The Russian language textbook, grade 5

The most important thing about this book is the comfortable psychological environment it creates for both students and teachers. It is for the first time that design plays such an important role in a textbook of the Russian language: artwork in books of that kind has usually been scant, dull and unoriginal.

To illustrate literary texts, the textbook features sets of two or three medium-sized photographs, arranged in rows and set off by colorful squares.

1. Team

Creative Direction

Zhdan Filippov

Publisher

St. Petersburg State University

Editor

D. N. Cherdakov

Pagination

Arseny Shmartsev

Management

Sergey Monakhov

© Masterskaya, 2014

2. Idea

Even the look, the design of the textbook of the Russian language created by St. Petersburg State University was intended to present it to the reader as a book of mystery, creating in this way a distinctly different motivation to study the Russian language.

This goal is also achieved through the textbook’s language environment; in other words, through the texts selected for studying. Authors of the textbook discarded those old dull stories about birch trees and forest animals with no remorse. The general strategy now is to show the diversity of the Russian vocabulary in all its complexity and in all its glory.

A very large arrow draws the students’ attention to the so-called “vocabulary words”, i.e. words that are to be memorized once and for all. The size of the arrow depends on how long the word is.

3. Solution

Our main goal was to channel that special feeling of trust in life, that simple and harmonious perception of the world, typical for small children. In other words, we intended to create a textbook that students would never want to put down.

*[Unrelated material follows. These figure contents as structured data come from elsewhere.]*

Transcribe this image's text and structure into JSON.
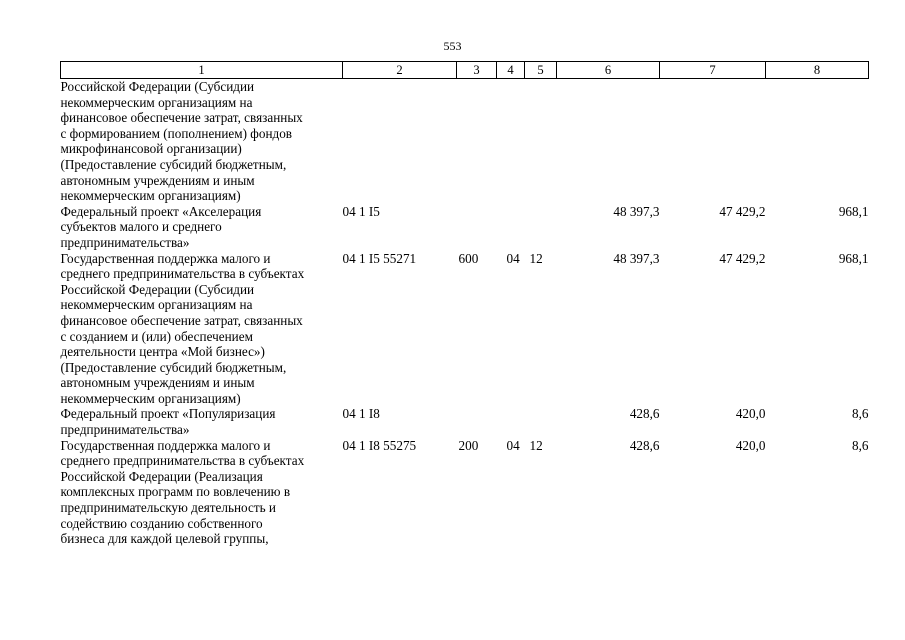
{
  "page_number": "553",
  "headers": [
    "1",
    "2",
    "3",
    "4",
    "5",
    "6",
    "7",
    "8"
  ],
  "rows": [
    {
      "name_lines": [
        "Российской Федерации (Субсидии",
        "некоммерческим организациям на",
        "финансовое обеспечение затрат, связанных",
        "с формированием (пополнением) фондов",
        "микрофинансовой организации)",
        "(Предоставление субсидий бюджетным,",
        "автономным учреждениям и иным",
        "некоммерческим организациям)"
      ],
      "code": "",
      "vr": "",
      "rz": "",
      "pr": "",
      "v6": "",
      "v7": "",
      "v8": ""
    },
    {
      "name_lines": [
        "Федеральный проект «Акселерация",
        "субъектов малого и среднего",
        "предпринимательства»"
      ],
      "code": "04 1 I5",
      "vr": "",
      "rz": "",
      "pr": "",
      "v6": "48 397,3",
      "v7": "47 429,2",
      "v8": "968,1"
    },
    {
      "name_lines": [
        "Государственная поддержка малого и",
        "среднего предпринимательства в субъектах",
        "Российской Федерации (Субсидии",
        "некоммерческим организациям на",
        "финансовое обеспечение затрат, связанных",
        "с созданием и (или) обеспечением",
        "деятельности центра «Мой бизнес»)",
        "(Предоставление субсидий бюджетным,",
        "автономным учреждениям и иным",
        "некоммерческим организациям)"
      ],
      "code": "04 1 I5 55271",
      "vr": "600",
      "rz": "04",
      "pr": "12",
      "v6": "48 397,3",
      "v7": "47 429,2",
      "v8": "968,1"
    },
    {
      "name_lines": [
        "Федеральный проект «Популяризация",
        "предпринимательства»"
      ],
      "code": "04 1 I8",
      "vr": "",
      "rz": "",
      "pr": "",
      "v6": "428,6",
      "v7": "420,0",
      "v8": "8,6"
    },
    {
      "name_lines": [
        "Государственная поддержка малого и",
        "среднего предпринимательства в субъектах",
        "Российской Федерации (Реализация",
        "комплексных программ по вовлечению в",
        "предпринимательскую деятельность и",
        "содействию созданию собственного",
        "бизнеса для каждой целевой группы,"
      ],
      "code": "04 1 I8 55275",
      "vr": "200",
      "rz": "04",
      "pr": "12",
      "v6": "428,6",
      "v7": "420,0",
      "v8": "8,6"
    }
  ]
}
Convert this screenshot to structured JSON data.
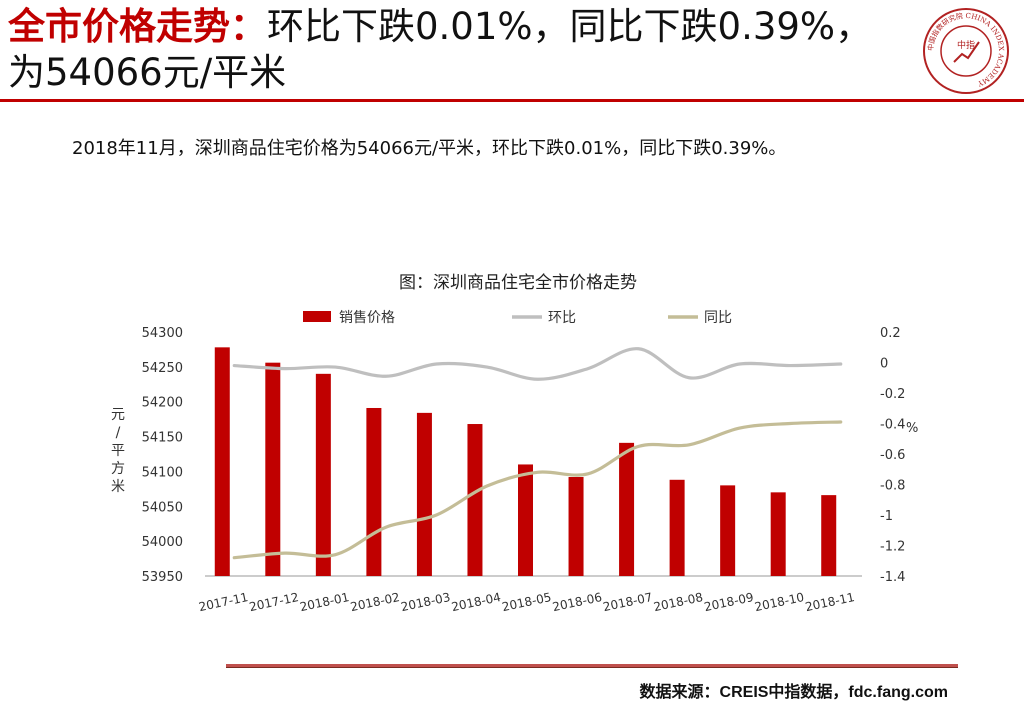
{
  "header": {
    "title_lead": "全市价格走势：",
    "title_rest": "环比下跌0.01%，同比下跌0.39%，为54066元/平米"
  },
  "logo": {
    "ring_text": "中国指数研究院 CHINA INDEX ACADEMY",
    "center_text": "中指",
    "color": "#b22222"
  },
  "summary": "2018年11月，深圳商品住宅价格为54066元/平米，环比下跌0.01%，同比下跌0.39%。",
  "chart_data": {
    "type": "bar",
    "title": "图：深圳商品住宅全市价格走势",
    "ylabel": "元/平方米",
    "y2label": "%",
    "legend_position": "top",
    "categories": [
      "2017-11",
      "2017-12",
      "2018-01",
      "2018-02",
      "2018-03",
      "2018-04",
      "2018-05",
      "2018-06",
      "2018-07",
      "2018-08",
      "2018-09",
      "2018-10",
      "2018-11"
    ],
    "ylim": [
      53950,
      54300
    ],
    "yticks": [
      53950,
      54000,
      54050,
      54100,
      54150,
      54200,
      54250,
      54300
    ],
    "y2lim": [
      -1.4,
      0.2
    ],
    "y2ticks": [
      0.2,
      0,
      -0.2,
      -0.4,
      -0.6,
      -0.8,
      -1,
      -1.2,
      -1.4
    ],
    "grid": false,
    "series": [
      {
        "name": "销售价格",
        "type": "bar",
        "axis": "left",
        "color": "#c00000",
        "values": [
          54278,
          54256,
          54240,
          54191,
          54184,
          54168,
          54110,
          54092,
          54141,
          54088,
          54080,
          54070,
          54066
        ]
      },
      {
        "name": "环比",
        "type": "line",
        "axis": "right",
        "color": "#bfbfbf",
        "values": [
          -0.02,
          -0.04,
          -0.03,
          -0.09,
          -0.01,
          -0.03,
          -0.11,
          -0.04,
          0.09,
          -0.1,
          -0.01,
          -0.02,
          -0.01
        ]
      },
      {
        "name": "同比",
        "type": "line",
        "axis": "right",
        "color": "#c4bd97",
        "values": [
          -1.28,
          -1.25,
          -1.26,
          -1.08,
          -1.0,
          -0.81,
          -0.72,
          -0.73,
          -0.55,
          -0.54,
          -0.43,
          -0.4,
          -0.39
        ]
      }
    ]
  },
  "footer": {
    "source": "数据来源：CREIS中指数据，fdc.fang.com"
  }
}
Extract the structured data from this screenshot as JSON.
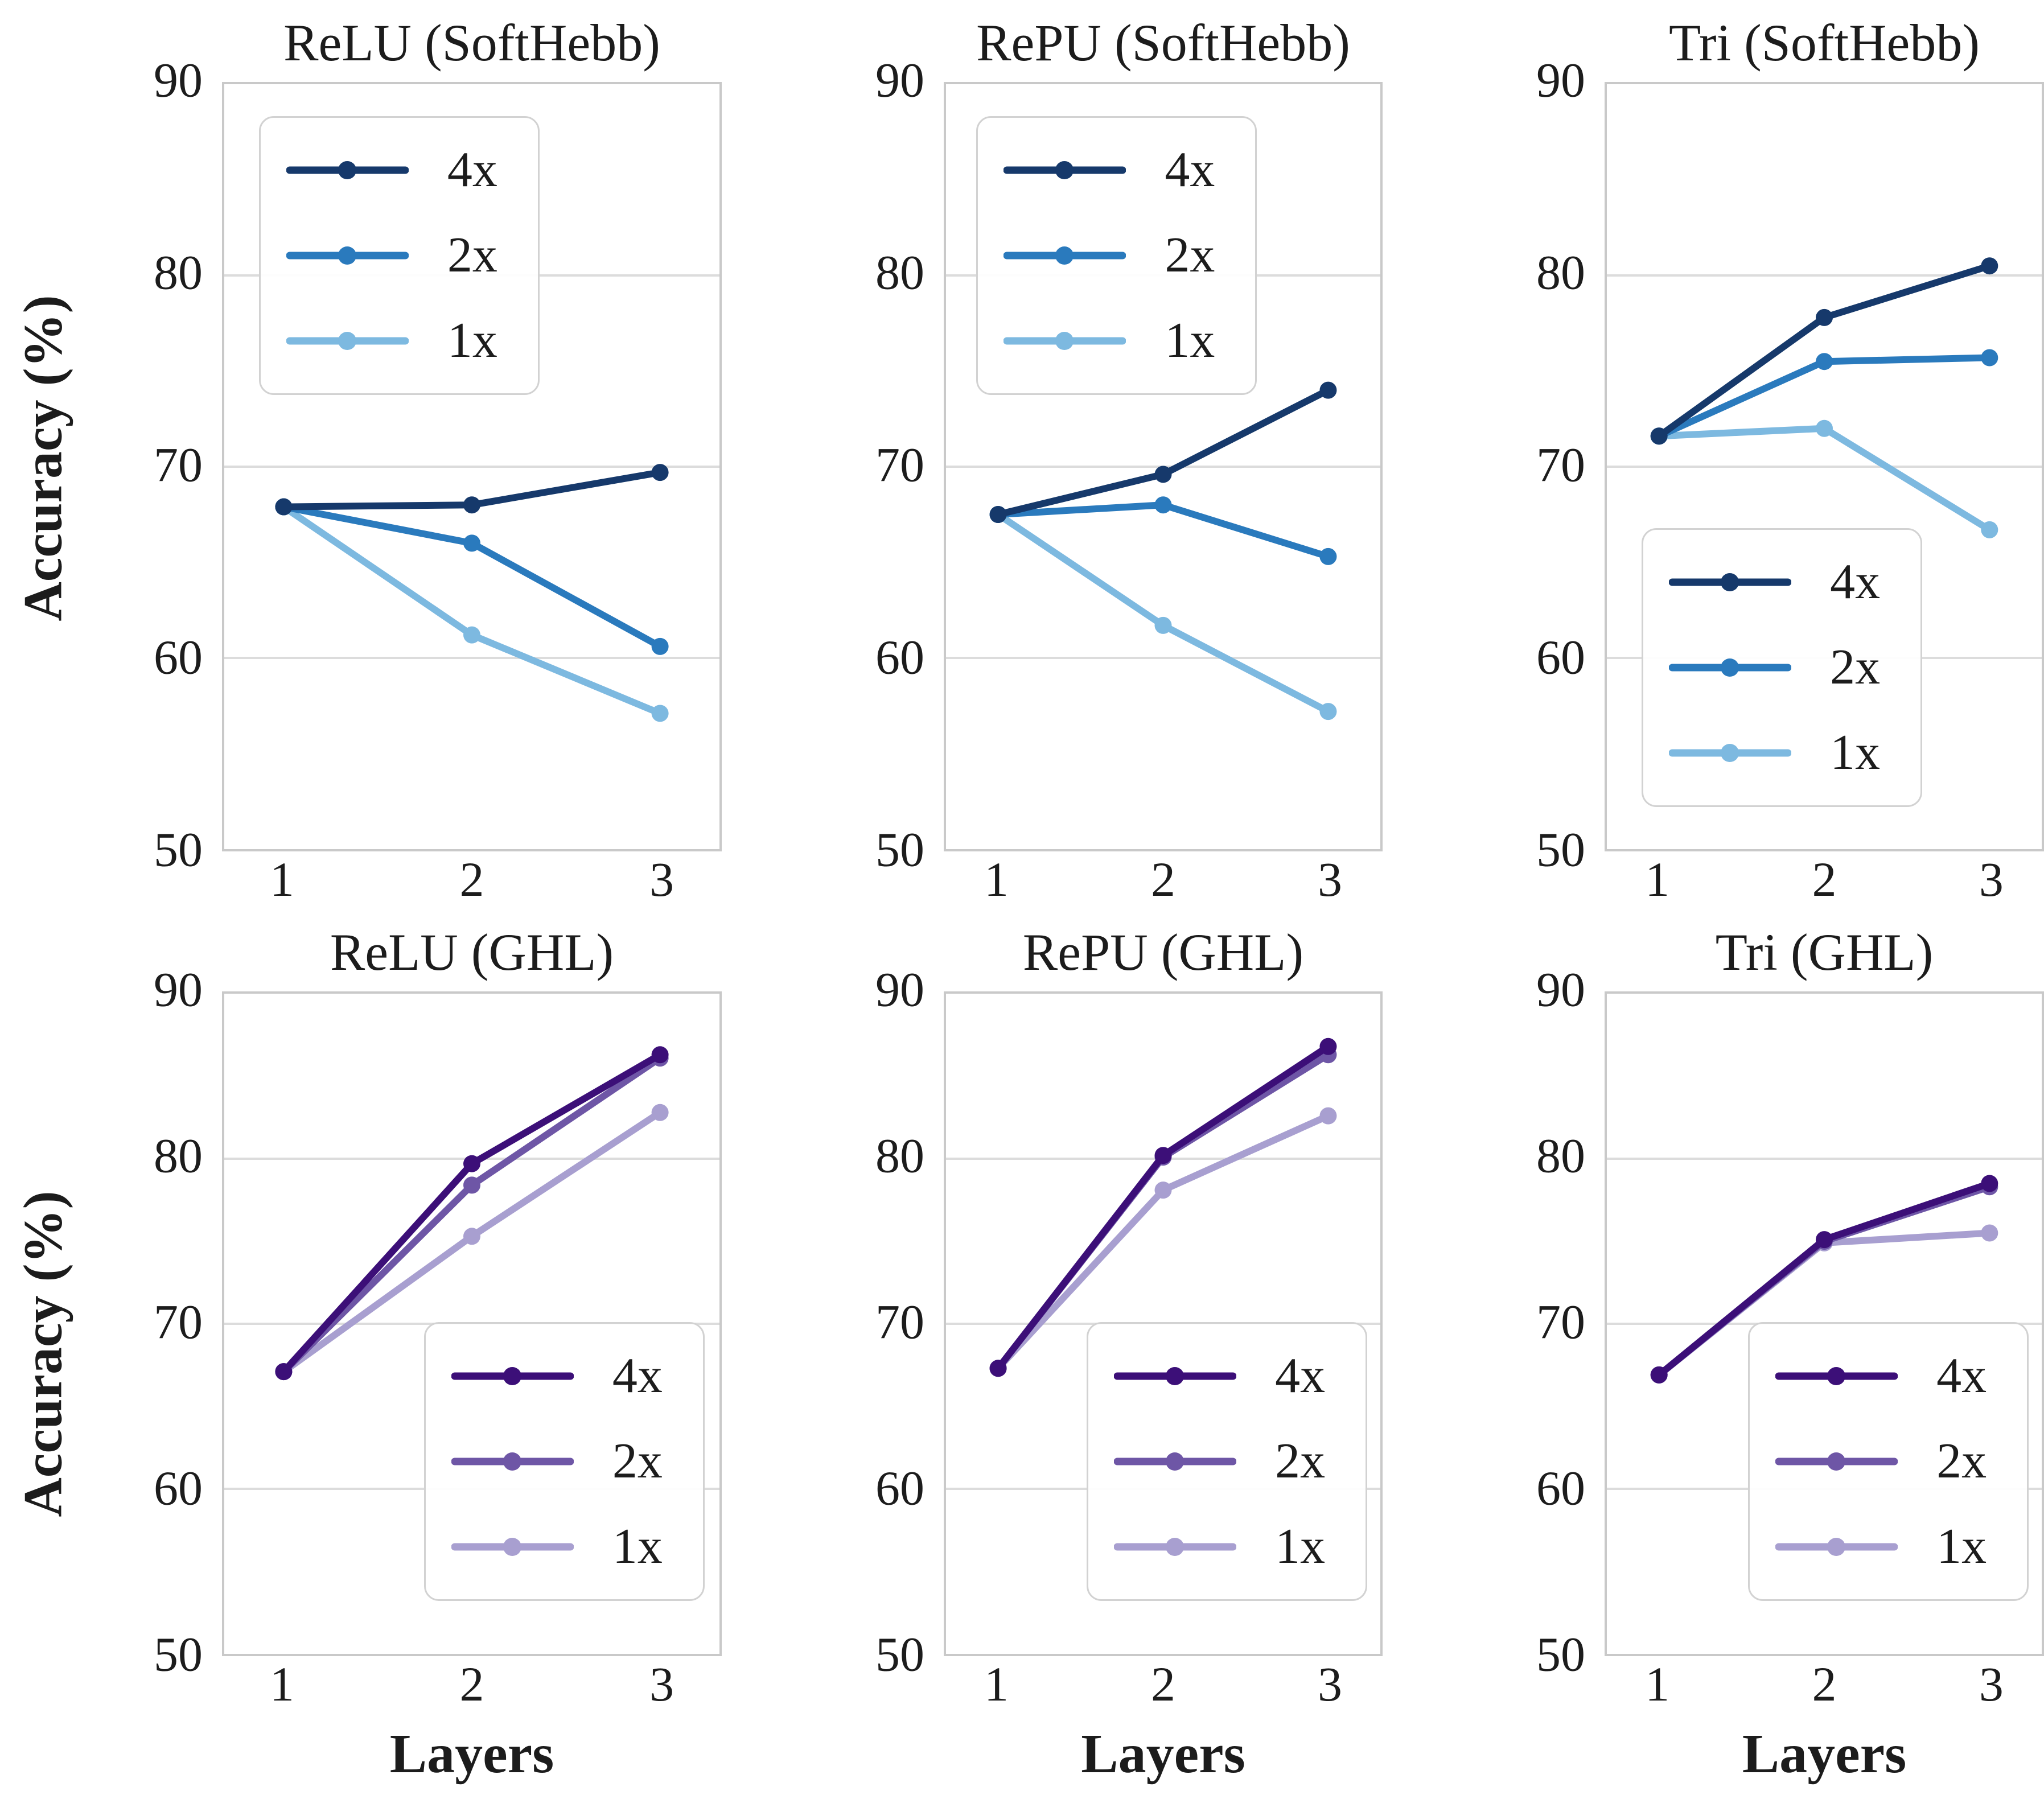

We looked through old Soviet school-books on various subjects — from ABC books to physics textbooks — published between 1930 and 1970. And it was the ABC books in particular that impressed us so much with their sheer visual magnificence. Thin yellowish paper, watercolor-stained pages, letters that look like bird tracks in the snow, and — most importantly! — small simplified drawings right next to the letters, side by side with them, with the same status of graphic symbols, forming precise and beautiful statements about the world.

We decided to insert these small graphic elements into the educational text, while complementing exercises with clusters of two or three color photographs arranged in one line. “Language and the world” is the prevailing theme of the textbook, and it was important to squeeze some fresh juice into it.

Cover page design was the last thing we worked on, and it shaped up surprisingly quickly. It was immediately obvious that we needed pictures of a horse in a gas mask, a sad beaver, and a monkey with a musical instrument — one for each of the three sections of the book.

Educational text contains small graphic elements; they are placed right next to the words they are designed to illustrate. It goes without saying that this pattern stems from Soviet ABC books.

Thought-provoking quotes by Russian poets, writers, scholars, scientists and artists have found their place on separate colorful pages.